According to the National Sleep Foundation, by age 2, children have spent more time sleeping than awake. Throughout childhood, children will spend about 40% of their time asleep. What happens when children don’t sleep enough? When children don't get enough sleep, they may have a harder time controlling their emotions, and are more likely to have difficulty with impulse control, paying attention, and learning.
We talked with Sue Illg, a Family Life Specialist from Sanford CHILD Services, to find out more about how your kids can benefit from these bedtime habits.
- Make consistent sleep a family priority. Set regular go-to-bed and wake-up times for the entire family and be sure to follow them—even on weekends. Children that get enough sleep will fall asleep within 15 to 30 minutes of going to bed, wake up easily in the morning, and won't fall asleep during the day.
- Work as a team. It's important to discuss and agree on a sleep strategy for your child with your partner. If you are starting a new sleep routine for your child, make them part of the team! Allowing your child to have some control in things regarding bedtime, such as what story to listen to or what pajamas to wear to bed, will make it more enjoyable for them.
- Bedtime snacks. A small snack before bedtime can help your child’s body stay fueled through the night, but be sure to choose a healthy option that will promote sleepiness. Snacks with complex carbohydrates, a piece of fresh fruit, or milk naturally will activate hormones to help your child be ready to sleep.
- Limit screen time before bed. Encouraging smart sleep habits, like having your children turn devices off an hour before bedtime, will give their brains enough time to relax and prepare for bed. Visual stimulation too close to sleeping can harm their quality of sleep. Check out this blog for ideas on minimizing screen time.

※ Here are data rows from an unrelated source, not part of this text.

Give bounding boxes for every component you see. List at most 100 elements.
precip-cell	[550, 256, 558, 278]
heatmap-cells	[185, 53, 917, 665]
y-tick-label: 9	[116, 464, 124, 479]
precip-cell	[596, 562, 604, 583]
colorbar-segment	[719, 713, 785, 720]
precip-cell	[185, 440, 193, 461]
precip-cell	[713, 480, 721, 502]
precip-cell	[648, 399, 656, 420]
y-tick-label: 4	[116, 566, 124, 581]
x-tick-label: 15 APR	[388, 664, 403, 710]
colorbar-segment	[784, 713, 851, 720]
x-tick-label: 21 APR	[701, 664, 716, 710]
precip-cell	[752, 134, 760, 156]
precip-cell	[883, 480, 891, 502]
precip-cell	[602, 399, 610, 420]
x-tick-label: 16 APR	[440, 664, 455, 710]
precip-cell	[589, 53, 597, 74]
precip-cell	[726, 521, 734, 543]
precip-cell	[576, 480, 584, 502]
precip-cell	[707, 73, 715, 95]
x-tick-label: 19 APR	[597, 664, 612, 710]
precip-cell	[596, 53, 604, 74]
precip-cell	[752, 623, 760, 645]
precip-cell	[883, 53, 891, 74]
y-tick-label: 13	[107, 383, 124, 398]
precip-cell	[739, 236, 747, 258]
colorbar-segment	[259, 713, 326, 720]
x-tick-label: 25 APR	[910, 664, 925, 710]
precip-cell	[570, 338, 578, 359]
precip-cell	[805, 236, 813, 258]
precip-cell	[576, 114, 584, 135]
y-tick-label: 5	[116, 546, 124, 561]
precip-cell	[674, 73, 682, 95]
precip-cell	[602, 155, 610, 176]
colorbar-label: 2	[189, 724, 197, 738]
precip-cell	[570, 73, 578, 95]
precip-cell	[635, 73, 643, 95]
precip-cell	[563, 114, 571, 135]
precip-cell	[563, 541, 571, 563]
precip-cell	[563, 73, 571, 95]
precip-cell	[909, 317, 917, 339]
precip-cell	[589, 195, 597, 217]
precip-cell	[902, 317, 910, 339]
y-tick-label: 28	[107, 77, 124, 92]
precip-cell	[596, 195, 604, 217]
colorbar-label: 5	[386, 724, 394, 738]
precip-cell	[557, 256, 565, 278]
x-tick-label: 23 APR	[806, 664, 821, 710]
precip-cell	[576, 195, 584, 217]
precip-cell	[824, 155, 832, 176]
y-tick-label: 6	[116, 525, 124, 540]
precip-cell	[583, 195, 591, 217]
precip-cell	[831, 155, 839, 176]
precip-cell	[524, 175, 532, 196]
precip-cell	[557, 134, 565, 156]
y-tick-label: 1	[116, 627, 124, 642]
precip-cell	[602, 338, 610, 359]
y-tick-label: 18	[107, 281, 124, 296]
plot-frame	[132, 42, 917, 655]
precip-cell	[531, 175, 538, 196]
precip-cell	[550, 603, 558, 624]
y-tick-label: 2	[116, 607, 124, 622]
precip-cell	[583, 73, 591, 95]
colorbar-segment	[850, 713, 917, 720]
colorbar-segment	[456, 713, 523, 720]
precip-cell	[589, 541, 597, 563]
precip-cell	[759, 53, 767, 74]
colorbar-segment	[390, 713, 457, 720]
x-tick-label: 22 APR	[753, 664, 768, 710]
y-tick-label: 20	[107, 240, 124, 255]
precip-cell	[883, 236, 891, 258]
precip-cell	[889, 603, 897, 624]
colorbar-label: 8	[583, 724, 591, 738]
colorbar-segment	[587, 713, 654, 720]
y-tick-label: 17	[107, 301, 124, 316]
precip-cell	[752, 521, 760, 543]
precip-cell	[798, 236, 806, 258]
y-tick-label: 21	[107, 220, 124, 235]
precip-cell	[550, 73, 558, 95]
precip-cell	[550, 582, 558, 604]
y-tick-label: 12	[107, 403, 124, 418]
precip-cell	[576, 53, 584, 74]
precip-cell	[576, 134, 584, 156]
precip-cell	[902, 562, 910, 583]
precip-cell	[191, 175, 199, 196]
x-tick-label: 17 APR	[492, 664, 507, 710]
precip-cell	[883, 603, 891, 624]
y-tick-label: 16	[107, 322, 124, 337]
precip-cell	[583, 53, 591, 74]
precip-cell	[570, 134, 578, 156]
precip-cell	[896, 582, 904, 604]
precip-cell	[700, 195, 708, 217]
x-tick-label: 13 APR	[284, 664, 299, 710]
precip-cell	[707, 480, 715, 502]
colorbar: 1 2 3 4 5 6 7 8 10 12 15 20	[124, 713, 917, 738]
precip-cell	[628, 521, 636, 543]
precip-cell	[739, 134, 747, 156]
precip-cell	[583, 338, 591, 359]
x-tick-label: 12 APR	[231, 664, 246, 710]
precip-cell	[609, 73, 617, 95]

- Sleep environment. Make sure your child’s bedroom promotes sleep. Dark, quiet, and cool rooms are best. If your child likes to sleep with a personal object, like a doll, teddy bear, blanket, or other comfort item, make sure they have it with them. Security objects can provide a sense of comfort and control that reassures your child before falling asleep. Is your child’s room ready for bed? Take our Sleep Zone Quiz to find out.
- Active during the day, sleep during the night. Making sure your child is physically active during the day is important to ensuring your child is sleepy come nighttime. However, it is important not to schedule too many things close to bedtime. Use the day to get all the energy out, but use the evenings to encourage activities that are calming for the body and brain.
- Be patient. Children will always ask for that one last thing – kisses, hugs, a drink of water, using the bathroom, or just one more book. Do your best to anticipate by incorporating these small rituals into the bedtime routine to ensure that everything is done before your child goes to bed. Don’t expect perfection right away though. According to Sue Illg, from Sanford CHILD Services, expecting setbacks can help to keep bedtime calm for you and your child. “Things like unexpected company, illness, nightmares, etc. can interrupt sleep routines. If your child gets out of a routine, it usually takes 2 to 3 nights to reestablish the routine.”